New Testament manuscript |
|
Text | New Testament, Psalms |
---|---|
Date | 12th century |
Script | Greek |
Now at | State Historical Museum |
Size | 17 cm by 12.5 cm |
Category | none |
Minuscule 242 (in the Gregory-Aland numbering), δ 206 (Soden), is a Greek minuscule manuscript of the New Testament, on parchment. Palaeographically it has been assigned to the 12th century.
The codex contains entire of the New Testament with Book of Psalms, on 409 parchment leaves – 510 with Psalms – (size 17 cm by 12.5 cm). The text is written in one column per page, 24 lines per page. The order of books: Gospels, Acts, Catholic epistles, Pauline epistles, Apocalypse, and Psalms.
It contains Prolegomena, a division according to the Ammonian Sections, the Eusebian Canon tables before each Gospel, Synaxarion, Menologion, the Euthalian Apparatus and pictures.

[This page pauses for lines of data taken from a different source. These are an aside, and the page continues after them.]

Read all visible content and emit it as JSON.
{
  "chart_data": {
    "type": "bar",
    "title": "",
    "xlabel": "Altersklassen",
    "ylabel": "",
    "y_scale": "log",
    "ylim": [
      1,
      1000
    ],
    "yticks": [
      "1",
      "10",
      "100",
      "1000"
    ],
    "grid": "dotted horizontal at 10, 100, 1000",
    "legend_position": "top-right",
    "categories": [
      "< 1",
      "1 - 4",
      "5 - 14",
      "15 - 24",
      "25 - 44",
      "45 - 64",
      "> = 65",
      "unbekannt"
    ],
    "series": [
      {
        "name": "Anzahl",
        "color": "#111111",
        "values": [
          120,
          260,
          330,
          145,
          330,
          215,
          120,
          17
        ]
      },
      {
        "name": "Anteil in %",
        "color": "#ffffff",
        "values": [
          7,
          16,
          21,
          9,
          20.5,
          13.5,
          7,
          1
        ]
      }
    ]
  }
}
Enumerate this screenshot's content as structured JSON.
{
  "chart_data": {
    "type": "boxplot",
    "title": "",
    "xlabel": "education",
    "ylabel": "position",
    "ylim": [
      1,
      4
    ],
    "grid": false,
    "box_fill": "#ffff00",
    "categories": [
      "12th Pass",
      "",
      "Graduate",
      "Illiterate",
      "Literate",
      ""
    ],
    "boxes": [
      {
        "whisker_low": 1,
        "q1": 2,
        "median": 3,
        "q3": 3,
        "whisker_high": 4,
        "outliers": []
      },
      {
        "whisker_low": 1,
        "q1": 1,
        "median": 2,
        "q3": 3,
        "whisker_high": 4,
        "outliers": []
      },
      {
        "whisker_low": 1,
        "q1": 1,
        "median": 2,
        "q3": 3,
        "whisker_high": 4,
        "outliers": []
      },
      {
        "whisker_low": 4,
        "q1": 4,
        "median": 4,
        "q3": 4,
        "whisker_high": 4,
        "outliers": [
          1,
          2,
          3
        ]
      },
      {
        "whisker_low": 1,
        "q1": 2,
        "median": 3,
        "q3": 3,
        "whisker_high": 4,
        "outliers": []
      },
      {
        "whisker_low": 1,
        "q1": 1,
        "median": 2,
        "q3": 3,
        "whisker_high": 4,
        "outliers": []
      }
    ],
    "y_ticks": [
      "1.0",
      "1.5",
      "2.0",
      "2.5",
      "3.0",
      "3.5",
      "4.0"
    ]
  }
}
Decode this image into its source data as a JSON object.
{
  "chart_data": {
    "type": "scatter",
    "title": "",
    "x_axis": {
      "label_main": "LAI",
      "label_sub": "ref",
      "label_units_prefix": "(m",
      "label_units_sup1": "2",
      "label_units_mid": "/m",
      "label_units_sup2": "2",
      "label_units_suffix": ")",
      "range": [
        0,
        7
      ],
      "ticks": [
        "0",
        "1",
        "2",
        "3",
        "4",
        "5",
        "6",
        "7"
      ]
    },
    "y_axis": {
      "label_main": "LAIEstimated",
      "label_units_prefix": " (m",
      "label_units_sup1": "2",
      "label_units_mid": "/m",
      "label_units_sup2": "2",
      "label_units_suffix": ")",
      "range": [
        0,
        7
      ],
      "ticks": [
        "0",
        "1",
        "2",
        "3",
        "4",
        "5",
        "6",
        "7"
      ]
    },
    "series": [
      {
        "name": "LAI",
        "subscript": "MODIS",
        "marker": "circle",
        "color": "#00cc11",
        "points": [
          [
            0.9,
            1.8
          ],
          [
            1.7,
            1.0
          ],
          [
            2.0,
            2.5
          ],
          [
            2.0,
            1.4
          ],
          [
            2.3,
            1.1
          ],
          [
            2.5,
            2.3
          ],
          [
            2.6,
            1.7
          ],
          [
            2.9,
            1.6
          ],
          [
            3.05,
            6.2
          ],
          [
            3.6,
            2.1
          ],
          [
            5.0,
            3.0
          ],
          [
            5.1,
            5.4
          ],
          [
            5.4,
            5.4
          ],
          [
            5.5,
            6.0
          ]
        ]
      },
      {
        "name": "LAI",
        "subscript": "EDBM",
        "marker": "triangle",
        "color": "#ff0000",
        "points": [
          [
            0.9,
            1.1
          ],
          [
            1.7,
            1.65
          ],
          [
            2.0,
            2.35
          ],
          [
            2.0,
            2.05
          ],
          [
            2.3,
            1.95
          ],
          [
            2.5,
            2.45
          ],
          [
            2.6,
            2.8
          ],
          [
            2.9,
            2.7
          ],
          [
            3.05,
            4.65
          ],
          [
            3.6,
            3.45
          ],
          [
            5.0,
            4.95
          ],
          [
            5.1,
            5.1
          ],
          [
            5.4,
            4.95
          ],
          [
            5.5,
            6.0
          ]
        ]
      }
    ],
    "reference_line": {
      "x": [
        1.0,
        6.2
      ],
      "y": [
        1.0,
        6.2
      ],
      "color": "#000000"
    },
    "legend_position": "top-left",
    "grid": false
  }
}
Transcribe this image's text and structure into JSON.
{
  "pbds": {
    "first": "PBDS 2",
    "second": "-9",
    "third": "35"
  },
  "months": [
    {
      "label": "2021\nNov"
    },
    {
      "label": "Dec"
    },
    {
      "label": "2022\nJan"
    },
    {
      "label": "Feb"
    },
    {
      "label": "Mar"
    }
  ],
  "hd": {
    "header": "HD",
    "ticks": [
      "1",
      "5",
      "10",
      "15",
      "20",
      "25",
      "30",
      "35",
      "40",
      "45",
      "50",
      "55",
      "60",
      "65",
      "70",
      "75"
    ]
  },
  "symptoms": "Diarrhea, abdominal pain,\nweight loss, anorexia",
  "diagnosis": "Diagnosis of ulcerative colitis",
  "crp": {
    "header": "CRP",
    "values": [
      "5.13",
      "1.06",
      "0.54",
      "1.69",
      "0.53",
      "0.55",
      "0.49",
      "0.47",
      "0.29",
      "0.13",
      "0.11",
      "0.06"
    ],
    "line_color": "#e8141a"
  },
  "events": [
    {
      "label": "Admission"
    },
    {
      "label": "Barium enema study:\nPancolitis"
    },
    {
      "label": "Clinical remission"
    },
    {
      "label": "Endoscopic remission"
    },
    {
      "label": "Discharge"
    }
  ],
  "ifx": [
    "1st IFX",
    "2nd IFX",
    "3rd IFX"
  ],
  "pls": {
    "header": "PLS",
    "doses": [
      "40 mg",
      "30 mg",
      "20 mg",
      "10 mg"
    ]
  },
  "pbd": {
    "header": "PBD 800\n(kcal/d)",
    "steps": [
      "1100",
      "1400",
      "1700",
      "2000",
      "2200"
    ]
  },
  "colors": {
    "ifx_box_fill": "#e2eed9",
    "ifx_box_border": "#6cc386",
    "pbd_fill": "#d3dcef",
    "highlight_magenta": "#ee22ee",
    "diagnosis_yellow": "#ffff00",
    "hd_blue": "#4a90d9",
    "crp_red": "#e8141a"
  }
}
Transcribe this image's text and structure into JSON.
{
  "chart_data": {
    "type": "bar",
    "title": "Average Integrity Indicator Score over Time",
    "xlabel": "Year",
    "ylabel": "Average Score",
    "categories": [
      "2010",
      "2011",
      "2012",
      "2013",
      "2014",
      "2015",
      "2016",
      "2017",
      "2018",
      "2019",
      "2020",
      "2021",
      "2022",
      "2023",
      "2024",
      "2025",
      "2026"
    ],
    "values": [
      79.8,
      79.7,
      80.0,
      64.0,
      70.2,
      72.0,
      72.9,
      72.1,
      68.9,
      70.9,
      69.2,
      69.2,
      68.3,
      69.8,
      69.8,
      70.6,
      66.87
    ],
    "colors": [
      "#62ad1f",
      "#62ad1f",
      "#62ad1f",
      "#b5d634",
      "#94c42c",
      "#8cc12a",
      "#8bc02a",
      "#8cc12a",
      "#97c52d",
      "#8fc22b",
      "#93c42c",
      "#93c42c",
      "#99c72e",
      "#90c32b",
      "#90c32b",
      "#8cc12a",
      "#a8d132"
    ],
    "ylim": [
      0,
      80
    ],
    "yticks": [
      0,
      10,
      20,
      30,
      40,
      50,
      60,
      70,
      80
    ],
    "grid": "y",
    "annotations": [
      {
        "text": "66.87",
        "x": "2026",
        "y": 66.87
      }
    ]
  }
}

In Acts 1:10.11 the manuscript omits phrase εἰς τὸν οὐρανόν together with the manuscripts: Codex Bezae, 33c, 326*.
Kurt Aland the Greek text of the codex did not place in any Category. It was not examined by the Claremont Profile Method.
Formerly the manuscript was held at Athos peninsula. It was brought to Moscow, by the monk Arsenius, on the suggestion of the Patriarch Nikon, in the reign of Alexei Mikhailovich Romanov (1645-1676). The manuscript was collated by C. F. Matthaei. It was examined by Kurt Treu in 1958.